In fact, the reported deaths that have followed vaccinations represent a minuscule share of the overall numbers of people who have been vaccinated. In the U.S., 33,226,913 people had been fully vaccinated, according to data posted Thursday on the Johns Hopkins University and Medicine Coronavirus Resource Center website. The 1,136 deaths across the country in the VAERS database, reported as of Feb. 26, represent 0.003419% of the total who are fully vaccinated.
The four cases in Utah represent 0.001177% of the 339,743 people who have been fully vaccinated, according to Utah Department of Health data.
“Millions of vaccinations are administered to children and adults in the United States each year. Serious adverse reactions are uncommon and deaths caused by vaccines are very rare,” reads ”Deaths following vaccination: What does the evidence show?”, a CDC report published in 2015, before the COVID-19 pandemic. It went on: “Any discussion of the true risks of vaccination should be balanced by acknowledgment of the well-established benefits of vaccines in preventing disease, disability and deaths from infectious diseases.”
Even Hawley got the COVID-19 vaccine, the second shot after his daughter’s death. The bigger risk for him, he determined, would be not getting vaccinated.

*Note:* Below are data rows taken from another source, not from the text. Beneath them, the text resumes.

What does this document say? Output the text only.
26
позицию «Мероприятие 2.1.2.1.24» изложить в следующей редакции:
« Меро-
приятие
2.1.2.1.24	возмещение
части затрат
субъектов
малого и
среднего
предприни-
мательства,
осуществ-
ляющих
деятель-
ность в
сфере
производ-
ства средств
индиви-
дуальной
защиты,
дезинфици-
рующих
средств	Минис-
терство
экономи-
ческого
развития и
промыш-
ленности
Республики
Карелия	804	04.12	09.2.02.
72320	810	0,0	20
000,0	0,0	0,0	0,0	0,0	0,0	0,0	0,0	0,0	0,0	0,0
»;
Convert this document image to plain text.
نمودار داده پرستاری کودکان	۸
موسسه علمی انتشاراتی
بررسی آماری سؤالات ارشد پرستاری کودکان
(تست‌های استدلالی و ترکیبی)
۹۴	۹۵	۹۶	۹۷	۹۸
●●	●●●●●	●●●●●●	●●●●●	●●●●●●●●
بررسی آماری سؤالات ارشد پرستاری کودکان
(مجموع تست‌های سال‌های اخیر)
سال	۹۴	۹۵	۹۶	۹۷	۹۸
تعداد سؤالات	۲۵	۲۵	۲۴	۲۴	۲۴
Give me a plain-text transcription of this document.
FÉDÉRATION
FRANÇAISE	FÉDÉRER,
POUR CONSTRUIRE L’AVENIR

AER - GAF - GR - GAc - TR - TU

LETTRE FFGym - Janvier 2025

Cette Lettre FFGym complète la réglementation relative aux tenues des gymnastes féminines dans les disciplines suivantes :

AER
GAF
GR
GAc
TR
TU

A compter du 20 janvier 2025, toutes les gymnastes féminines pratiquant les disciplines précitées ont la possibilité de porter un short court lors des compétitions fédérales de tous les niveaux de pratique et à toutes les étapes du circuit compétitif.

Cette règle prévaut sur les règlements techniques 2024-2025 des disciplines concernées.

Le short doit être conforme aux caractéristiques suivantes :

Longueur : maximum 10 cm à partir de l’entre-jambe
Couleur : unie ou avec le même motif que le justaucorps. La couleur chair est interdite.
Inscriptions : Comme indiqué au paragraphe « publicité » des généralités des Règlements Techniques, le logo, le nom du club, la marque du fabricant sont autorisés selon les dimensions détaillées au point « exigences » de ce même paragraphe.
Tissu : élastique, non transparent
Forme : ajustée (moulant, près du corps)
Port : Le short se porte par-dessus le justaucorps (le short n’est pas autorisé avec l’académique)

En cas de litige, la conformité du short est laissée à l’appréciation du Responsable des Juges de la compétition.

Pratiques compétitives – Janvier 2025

“I am 69 and diabetic. COVID is a pretty big threat for me,” he said. “It’s a decision you have to make for yourself and you need to make it based on a risk analysis.”
Still, he wonders.
Maybe the autopsy, when complete, will show Kurill had some other underlying condition that led to her death. However, given her rapid decline after getting the vaccination, Hawley suspects the shot had something to do with it, even while acknowledging that he may never get a definitive answer.
“I think my daughter was a one-in-a-million that had an adverse reaction. Because of that, you should go in there with your eyes open,” he said.